Zu glauben, dass in den wenigen Wochen grundsätzliche Verbesserungen bei den Konflikten in der Ostukraine, in Syrien, im Irak und Afghanistan, vielleicht in Zentral-Afrika statt gefunden haben, würde bedeuten ein unverbesserlicher Optimist zu sein. Versuchen wir es mit der deutschen Innenpolitik oder mit Ereignissen in der EU? Gab es vielleicht hier entscheidende Fortschritte, denn immerhin ist zwischenzeitlich das Europäische Parlament neu gewählt worden? 

Bevor ich später darauf zurückkomme, nur soviel, der Rechtsruck in vielen Mitgliedsstaaten der Europäischen Union kann bestimmt nicht als Fortschritt bezeichnet werden, weder für das Zusammenwachsen zu einer starken europäischen Kraft, noch um dem wieder aufkeimenden Nationalismus wirksam die Stirn zu bieten. 

Der Bürgerkrieg in Syrien ist zwischenzeitlich mit unverminderter Härte fortgesetzt worden. Mittlerweile sind über 150.000 Tote zu beklagen, der Flüchtlingsstrom nähert sich der 10 Millionen-Grenze. Das Einzige was sich wirklich verändert hat, ist die mediale Aufmerksamkeit, immer mehr droht dieses menschliche Drama in Vergessenheit zu geraten. Internationale Journalisten haben kaum mehr die Chance sich ein einigermaßen objektives Bild der Lage zu machen, weder was die Zusammensetzung der Aufständischen anbelangt, noch welche terroristischen Verbände mittlerweile auf Seiten Assads versuchen so im Nahen Osten weiter Fuß zu fassen, um letztendlich den Staat Israel auszulöschen. 

Die unterschiedlichsten islamistischen Kampfgruppen aus dem Irak und Afghanistan, die eine eigene Gruppe innerhalb der Aufständischen bilden und sich dabei erbittert mit der anderen militärischen Opposition in Syrien bekämpft, hat zwar auch die Beendigung des Staates Israel im Auge, in erster Linie aber geht es ihnen darum, den Nahen Osten in ein Gebilde von islamistischen Gottesstaaten zu verwandeln. Vermutlich ist es den Truppen Assads gelungen, einige verlorene Städte zurück zu erobern, so z. B. Homs lange Zeit ein Zentrum des aufständischen Widerstands. Zuletzt war es gelungen der massakrierten Zivilbevölkerung einige internationale Hilfsgüter dort zukommen zu lassen. 

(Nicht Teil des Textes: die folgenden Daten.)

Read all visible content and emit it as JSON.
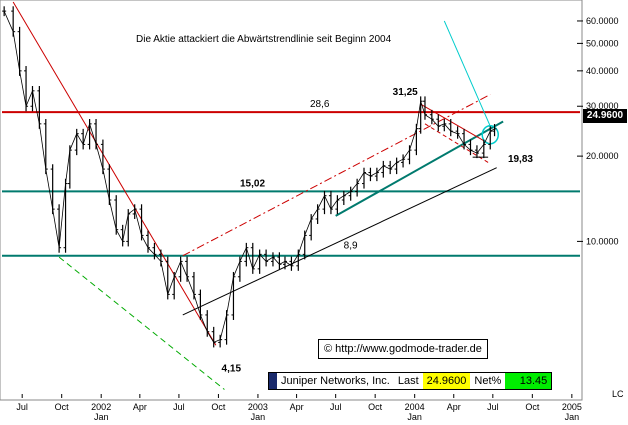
{
  "chart_data": {
    "type": "bar",
    "subtype": "ohlc-price-chart",
    "title": "Die Aktie attackiert die Abwärtstrendlinie seit Beginn 2004",
    "y_scale": "log",
    "ylim": [
      2.8,
      70
    ],
    "y_ticks": [
      {
        "value": 60,
        "label": "60.0000"
      },
      {
        "value": 50,
        "label": "50.0000"
      },
      {
        "value": 40,
        "label": "40.0000"
      },
      {
        "value": 30,
        "label": "30.0000"
      },
      {
        "value": 20,
        "label": "20.0000"
      },
      {
        "value": 10,
        "label": "10.0000"
      }
    ],
    "x_ticks": [
      {
        "month": 7,
        "year": 2001,
        "label": "Jul",
        "sub": ""
      },
      {
        "month": 10,
        "year": 2001,
        "label": "Oct",
        "sub": ""
      },
      {
        "month": 1,
        "year": 2002,
        "label": "2002",
        "sub": "Jan"
      },
      {
        "month": 4,
        "year": 2002,
        "label": "Apr",
        "sub": ""
      },
      {
        "month": 7,
        "year": 2002,
        "label": "Jul",
        "sub": ""
      },
      {
        "month": 10,
        "year": 2002,
        "label": "Oct",
        "sub": ""
      },
      {
        "month": 1,
        "year": 2003,
        "label": "2003",
        "sub": "Jan"
      },
      {
        "month": 4,
        "year": 2003,
        "label": "Apr",
        "sub": ""
      },
      {
        "month": 7,
        "year": 2003,
        "label": "Jul",
        "sub": ""
      },
      {
        "month": 10,
        "year": 2003,
        "label": "Oct",
        "sub": ""
      },
      {
        "month": 1,
        "year": 2004,
        "label": "2004",
        "sub": "Jan"
      },
      {
        "month": 4,
        "year": 2004,
        "label": "Apr",
        "sub": ""
      },
      {
        "month": 7,
        "year": 2004,
        "label": "Jul",
        "sub": ""
      },
      {
        "month": 10,
        "year": 2004,
        "label": "Oct",
        "sub": ""
      },
      {
        "month": 1,
        "year": 2005,
        "label": "2005",
        "sub": "Jan"
      }
    ],
    "x_range": [
      "2001-05-15",
      "2005-01-20"
    ],
    "series": [
      {
        "name": "Juniper Networks, Inc.",
        "values": [
          {
            "date": "2001-05-20",
            "v": 65
          },
          {
            "date": "2001-06-10",
            "v": 55
          },
          {
            "date": "2001-06-25",
            "v": 40
          },
          {
            "date": "2001-07-10",
            "v": 30
          },
          {
            "date": "2001-07-25",
            "v": 34
          },
          {
            "date": "2001-08-10",
            "v": 26
          },
          {
            "date": "2001-08-25",
            "v": 18
          },
          {
            "date": "2001-09-10",
            "v": 13
          },
          {
            "date": "2001-09-25",
            "v": 9.5
          },
          {
            "date": "2001-10-10",
            "v": 16
          },
          {
            "date": "2001-10-20",
            "v": 21
          },
          {
            "date": "2001-11-05",
            "v": 24
          },
          {
            "date": "2001-11-20",
            "v": 22
          },
          {
            "date": "2001-12-05",
            "v": 26
          },
          {
            "date": "2001-12-20",
            "v": 22
          },
          {
            "date": "2002-01-05",
            "v": 18
          },
          {
            "date": "2002-01-20",
            "v": 14
          },
          {
            "date": "2002-02-05",
            "v": 11
          },
          {
            "date": "2002-02-20",
            "v": 10
          },
          {
            "date": "2002-03-05",
            "v": 12.5
          },
          {
            "date": "2002-03-20",
            "v": 13
          },
          {
            "date": "2002-04-05",
            "v": 10.5
          },
          {
            "date": "2002-04-20",
            "v": 9.5
          },
          {
            "date": "2002-05-05",
            "v": 9
          },
          {
            "date": "2002-05-20",
            "v": 8.5
          },
          {
            "date": "2002-06-05",
            "v": 6.5
          },
          {
            "date": "2002-06-20",
            "v": 7.5
          },
          {
            "date": "2002-07-05",
            "v": 8.5
          },
          {
            "date": "2002-07-20",
            "v": 7.5
          },
          {
            "date": "2002-08-05",
            "v": 6.5
          },
          {
            "date": "2002-08-20",
            "v": 5.5
          },
          {
            "date": "2002-09-05",
            "v": 4.8
          },
          {
            "date": "2002-09-20",
            "v": 4.4
          },
          {
            "date": "2002-10-05",
            "v": 4.5
          },
          {
            "date": "2002-10-20",
            "v": 5.5
          },
          {
            "date": "2002-11-05",
            "v": 7.5
          },
          {
            "date": "2002-11-20",
            "v": 8.5
          },
          {
            "date": "2002-12-05",
            "v": 9.5
          },
          {
            "date": "2002-12-20",
            "v": 8
          },
          {
            "date": "2003-01-05",
            "v": 9
          },
          {
            "date": "2003-01-20",
            "v": 8.5
          },
          {
            "date": "2003-02-05",
            "v": 8.8
          },
          {
            "date": "2003-02-20",
            "v": 8.3
          },
          {
            "date": "2003-03-05",
            "v": 8.5
          },
          {
            "date": "2003-03-20",
            "v": 8.2
          },
          {
            "date": "2003-04-05",
            "v": 9
          },
          {
            "date": "2003-04-20",
            "v": 10.5
          },
          {
            "date": "2003-05-05",
            "v": 12
          },
          {
            "date": "2003-05-20",
            "v": 13
          },
          {
            "date": "2003-06-05",
            "v": 14.5
          },
          {
            "date": "2003-06-20",
            "v": 13
          },
          {
            "date": "2003-07-05",
            "v": 14
          },
          {
            "date": "2003-07-20",
            "v": 14.5
          },
          {
            "date": "2003-08-05",
            "v": 15
          },
          {
            "date": "2003-08-20",
            "v": 16
          },
          {
            "date": "2003-09-05",
            "v": 17.5
          },
          {
            "date": "2003-09-20",
            "v": 17
          },
          {
            "date": "2003-10-05",
            "v": 17.5
          },
          {
            "date": "2003-10-20",
            "v": 18.5
          },
          {
            "date": "2003-11-05",
            "v": 18
          },
          {
            "date": "2003-11-20",
            "v": 19
          },
          {
            "date": "2003-12-05",
            "v": 19.5
          },
          {
            "date": "2003-12-20",
            "v": 21
          },
          {
            "date": "2004-01-05",
            "v": 25
          },
          {
            "date": "2004-01-15",
            "v": 31.25
          },
          {
            "date": "2004-01-25",
            "v": 28
          },
          {
            "date": "2004-02-10",
            "v": 27
          },
          {
            "date": "2004-02-25",
            "v": 25.5
          },
          {
            "date": "2004-03-10",
            "v": 26
          },
          {
            "date": "2004-03-25",
            "v": 24.5
          },
          {
            "date": "2004-04-10",
            "v": 24
          },
          {
            "date": "2004-04-25",
            "v": 22
          },
          {
            "date": "2004-05-10",
            "v": 21
          },
          {
            "date": "2004-05-25",
            "v": 20.5
          },
          {
            "date": "2004-06-10",
            "v": 22
          },
          {
            "date": "2004-06-25",
            "v": 24.5
          },
          {
            "date": "2004-07-05",
            "v": 24.96
          }
        ]
      }
    ],
    "reference_lines": [
      {
        "label": "28,6",
        "value": 28.6,
        "color": "#cc0000"
      },
      {
        "label": "15,02",
        "value": 15.02,
        "color": "#007a6e"
      },
      {
        "label": "",
        "value": 8.9,
        "color": "#007a6e"
      }
    ],
    "annotations": [
      {
        "text": "31,25",
        "date": "2004-01-15",
        "value": 31.25
      },
      {
        "text": "19,83",
        "date": "2004-06-01",
        "value": 19.83
      },
      {
        "text": "8,9",
        "date": "2003-07-15",
        "value": 8.9
      },
      {
        "text": "4,15",
        "date": "2002-09-15",
        "value": 4.15
      }
    ],
    "current_price": "24.9600",
    "colors": {
      "price": "#000000",
      "resistance": "#cc0000",
      "support": "#007a6e",
      "trend_up": "#000000",
      "trend_down": "#cc0000",
      "channel_green": "#00aa00",
      "highlight": "#00cccc"
    }
  },
  "ticker": {
    "name": "Juniper Networks, Inc.",
    "last_label": "Last",
    "last_value": "24.9600",
    "net_label": "Net%",
    "net_value": "13.45"
  },
  "credit": "© http://www.godmode-trader.de",
  "corner_label": "LC"
}
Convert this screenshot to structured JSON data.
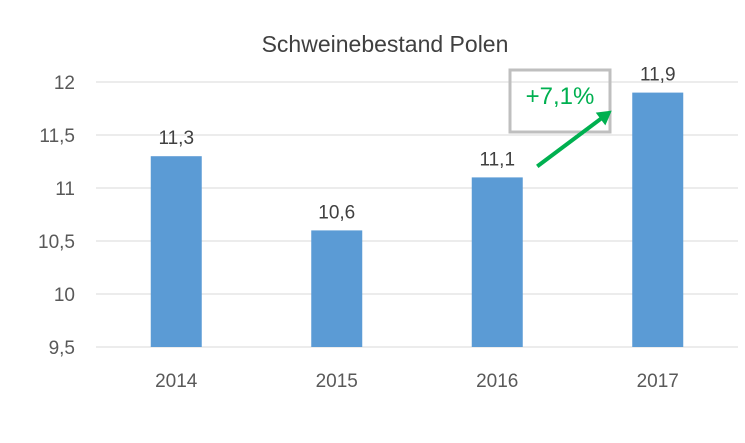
{
  "chart_data": {
    "type": "bar",
    "title": "Schweinebestand Polen",
    "categories": [
      "2014",
      "2015",
      "2016",
      "2017"
    ],
    "values": [
      11.3,
      10.6,
      11.1,
      11.9
    ],
    "value_labels": [
      "11,3",
      "10,6",
      "11,1",
      "11,9"
    ],
    "ylim": [
      9.5,
      12
    ],
    "yticks": [
      9.5,
      10,
      10.5,
      11,
      11.5,
      12
    ],
    "ytick_labels": [
      "9,5",
      "10",
      "10,5",
      "11",
      "11,5",
      "12"
    ],
    "grid": true,
    "legend": "none",
    "annotation": {
      "text": "+7,1%",
      "from_category": "2016",
      "to_category": "2017"
    }
  },
  "colors": {
    "bar": "#5B9BD5",
    "grid": "#D9D9D9",
    "annotation": "#00B050",
    "annotation_box": "#BFBFBF"
  }
}
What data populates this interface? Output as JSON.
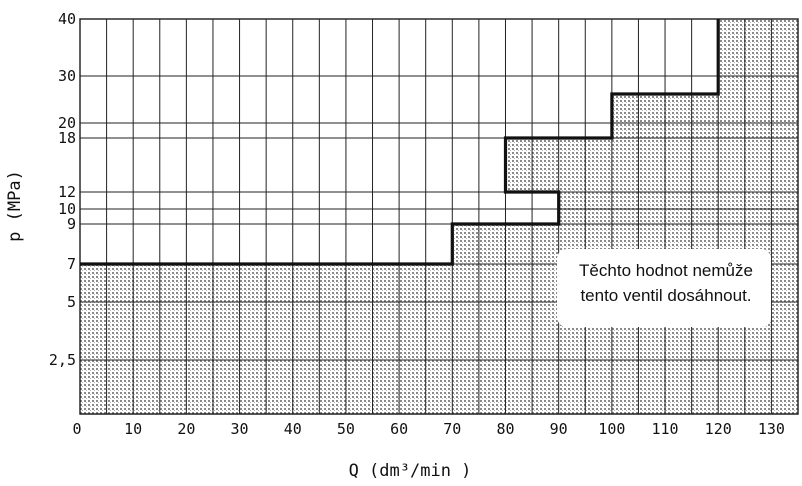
{
  "chart_data": {
    "type": "area",
    "title": "",
    "xlabel": "Q (dm³/min )",
    "ylabel": "p (MPa)",
    "xlim": [
      0,
      135
    ],
    "x_ticks": [
      "0",
      "10",
      "20",
      "30",
      "40",
      "50",
      "60",
      "70",
      "80",
      "90",
      "100",
      "110",
      "120",
      "130"
    ],
    "y_ticks": [
      "2,5",
      "5",
      "7",
      "9",
      "10",
      "12",
      "18",
      "20",
      "30",
      "40"
    ],
    "grid": true,
    "boundary": [
      {
        "q": 0,
        "p": 7
      },
      {
        "q": 70,
        "p": 7
      },
      {
        "q": 70,
        "p": 9
      },
      {
        "q": 90,
        "p": 9
      },
      {
        "q": 90,
        "p": 12
      },
      {
        "q": 80,
        "p": 12
      },
      {
        "q": 80,
        "p": 18
      },
      {
        "q": 100,
        "p": 18
      },
      {
        "q": 100,
        "p": 22
      },
      {
        "q": 120,
        "p": 22
      },
      {
        "q": 120,
        "p": 40
      }
    ],
    "annotation": "Těchto hodnot nemůže tento ventil dosáhnout."
  },
  "colors": {
    "shade": "#8a8a8a",
    "line": "#111111"
  }
}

Die Bilder von den Menschen und den komplett zerstörten Stadtteilen lassen nur erahnen, unter welchem Leid und welchen unmenschlichen Bedingungen die Bevölkerung dahin vegetieren muss. Und noch immer ist die Völkergemeinschaft nicht in der Lage, eine Friedenslösung durch die Vereinten Nationen zustande zu bringen. Welch ein Armutszeugnis, aber auch welche kranke Machtideologie der Großmächte, ausgetragen mit dem Leben der Schwächsten und Allerärmsten!

Die Ukraine, zuletzt das Drama, das medial bei uns die größte Aufmerksamkeit bekam, hat sich nicht entspannt, ganz im Gegenteil. Kämpfe zwischen der ukrainischen Armee und separatistischen Kampfgruppen, zum Teil aus Tschetschenien haben mittlerweile viele Tote gefordert. Zwar wurde am gleichen Sonntag wie bei der Europawahl ein neuer Präsident gewählt, nach demokratischen Regeln, wie die OECD durch Beobachter bestätigen ließ, aber nur dort, wo die Menschen die Möglichkeit hatten, ungehindert an der Wahl teilzunehmen. In der Ostukraine wurde dies weitestgehend durch die Separatisten und prorussische Milizen verhindert. Lediglich auf dem Land in einigen abgelegenen Gemeinden hatte die ukrainische Armee auf Geheiß von Kiew für die Möglichkeit gesorgt, zur Wahl gehen zu können. Fakt ist, dass die Ukraine in zwei Teile gespalten wurde, den westlichen, der die Wahl des neuen Präsidenten Poroschenko zur Folge hatte, einen milliardenschweren Schokoladenfabrikanten, der als Oligarch nach dem Zerfall der Sowjet-Union, die Gunst der Stunde für sich zu nutzen wusste.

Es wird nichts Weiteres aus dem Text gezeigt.